Simon Wiesenthal, el cazador de nazis, se obsesionó con encontrarlo. Tanto que, muchas veces, pareció perder el juicio. Declaró, en varias oportunidades, que Mengele fue visto en lugares en los que nunca estuvo. En América Central, Europa Oriental, Colombia y varios países más. Tanto es así que especuló con estas pistas aún después de que Mengele estuviera muerto.

El hijo de Mengele, Rolf, declaró que estaba avergonzado de ser hijo de quien era. Pero dejó a Wiesenthal y al mundo seguir buscando a su padre aun sabiendo que se encontraba muerto desde hacía años.

Recién seis años después de la muerte de Mengele, en 1985, Rolf avisó del fallecimiento y señaló el lugar de Brasil en el que estaba enterrado. Luego de varias pruebas forenses, en especial de la dentadura, los peritos determinaron que la persona que se había ahogado en la playa paulista en 1979 era el criminal nazi.

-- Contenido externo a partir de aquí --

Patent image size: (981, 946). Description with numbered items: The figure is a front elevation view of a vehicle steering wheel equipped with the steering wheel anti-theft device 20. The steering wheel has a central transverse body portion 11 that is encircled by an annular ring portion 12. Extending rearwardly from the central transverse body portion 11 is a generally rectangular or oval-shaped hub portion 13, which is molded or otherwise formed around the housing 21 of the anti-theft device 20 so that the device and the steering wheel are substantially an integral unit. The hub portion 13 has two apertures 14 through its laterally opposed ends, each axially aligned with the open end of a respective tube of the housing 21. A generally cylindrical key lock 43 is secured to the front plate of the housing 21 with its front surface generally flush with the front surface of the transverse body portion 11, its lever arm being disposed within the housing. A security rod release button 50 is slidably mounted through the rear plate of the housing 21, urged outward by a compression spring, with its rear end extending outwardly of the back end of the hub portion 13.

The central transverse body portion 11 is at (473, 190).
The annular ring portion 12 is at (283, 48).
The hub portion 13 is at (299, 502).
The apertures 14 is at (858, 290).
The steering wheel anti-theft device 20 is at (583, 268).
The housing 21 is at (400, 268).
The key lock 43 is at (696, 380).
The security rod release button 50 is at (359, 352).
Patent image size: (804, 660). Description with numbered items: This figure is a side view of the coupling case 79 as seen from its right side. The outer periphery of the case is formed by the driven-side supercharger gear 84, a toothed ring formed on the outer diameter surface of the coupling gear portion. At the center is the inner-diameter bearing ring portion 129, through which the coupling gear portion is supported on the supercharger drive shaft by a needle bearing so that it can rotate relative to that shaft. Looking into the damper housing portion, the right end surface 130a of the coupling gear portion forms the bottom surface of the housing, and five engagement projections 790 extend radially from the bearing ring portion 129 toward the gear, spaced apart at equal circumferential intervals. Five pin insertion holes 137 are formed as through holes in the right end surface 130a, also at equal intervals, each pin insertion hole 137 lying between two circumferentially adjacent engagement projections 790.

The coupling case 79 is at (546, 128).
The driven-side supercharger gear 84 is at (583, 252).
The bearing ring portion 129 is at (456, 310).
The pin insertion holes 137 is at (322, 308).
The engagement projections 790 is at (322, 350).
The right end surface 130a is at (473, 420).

Hubo que esperar otros siete años para que las pruebas genéticas confirmaran la situación para terminar de despejar las dudas. La actitud de su hijo durante esos años sólo sirvió para abonar suposiciones y que sedimenten las teorías conspirativas. Como en otros tantos casos de nazis célebres, varios investigadores sostienen que Mengele no murió cuarenta años atrás.

El cuerpo de Josef Mengele, el de los experimentos macabros e inhumanos, el prófugo de tres décadas, no fue repatriado ni reclamado por su familia. Nadie quiso que enfermos y fanáticos acudiesen en peregrinación al lugar de su sepultura, ni que lo convirtiesen en un santuario de la perversidad y el mal.